La semaine dernière fut intense en émotion. Finalement, après d’âpres discussions, nos parlementaires ont fait le choix d’abroger la proposition d’ouverture du capital des laboratoires de biologie médicale, tout en accordant, à contre coeur à notre gouvernement un blanc-seeing pour la poursuite de la réforme. Il nous faut maintenant être extrêmement vigilants afin que cette victoire contre les périls d’industrialisation qui menaçaient, sous l’angle de la biologie médicale, l’ensemble du système de santé français, ne resurgissent pas de façon détournée.
En particulier, ce sont contre les velléités d’auto-industrialisation venant d’une frange marginale de professionnels que nous devons maintenant être extrêmement vigilants. Et il est de notre devoir d’alerter les membres du Sénat qui seront bientôt amenés à trancher le sujet de la biologie médicale, de même que l’ensemble des patients français, sur la nécessité de poser un cadre et des règles strictes, afin d’empêcher des dérives propres à notre profession comme nous venons d’empêcher les dérives industrielles.
La réforme de la biologie ne pourra se faire sans que nous-mêmes professionnels, les représentants élus du peuple, les membres du gouvernement ne choisissions sans arrière-pensée de garantir une biologie de proximité au service des patients en introduisant des règles éthiques et déontologiques d’accession et de transmission du capital de nos outils de travail.

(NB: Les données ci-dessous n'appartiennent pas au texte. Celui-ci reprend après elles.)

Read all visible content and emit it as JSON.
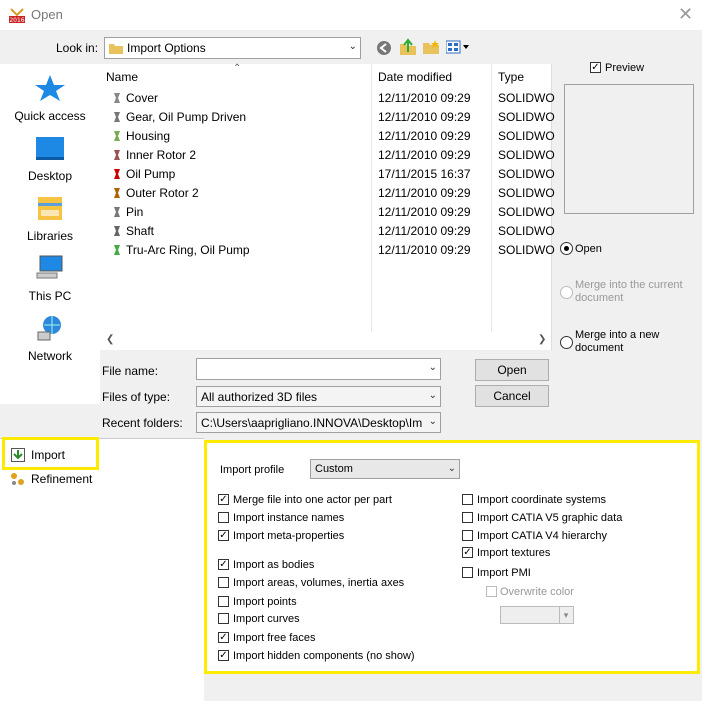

Cette réforme ne devrait se faire que pour, et dans l’intérêt des patients. Depuis deux ans, deux conceptions extrêmement opposées de ce que pourrait être la biologie de demain s’affrontent. La première, prônant un système de type industriel, sous couvert d’économies de santé, expose le patient français et sa santé à se retrouver marchandisé au même titre qu’un steak, un produit de consommation courante, un bien immobilier. L’humain a bien failli être ravalé au rang de produit, avec toute la froideur et le cynisme que peuvent développer des industriels, mais cette fois dans le domaine de la vie et de la mort des Français. Il semble que ce péril, compris par le peuple français comme par ses élus, ait été provisoirement repoussé. Nous ne pouvons que nous en réjouir.
Mais il ne s’agit pas d’oublier d’édicter maintenant les règles robustes qui feront que les professionnels de demain continueront à avoir la même préoccupation du patient français que celle que nous avons actuellement, et plus délicat encore, écarteront les tentations d’une frange minoritaire de praticiens ayant abdiqué leur éthique, de réorganiser à leur profit et non en celui des malades la biologie médicale. Ces professionnels peu scrupuleux ne rêvant que de s’assurer de la place des industriels que nous venons de chasser du domaine de la prise en charge de la santé des patients. De cela, nous le disons avec assurance, nous ne voulons pas.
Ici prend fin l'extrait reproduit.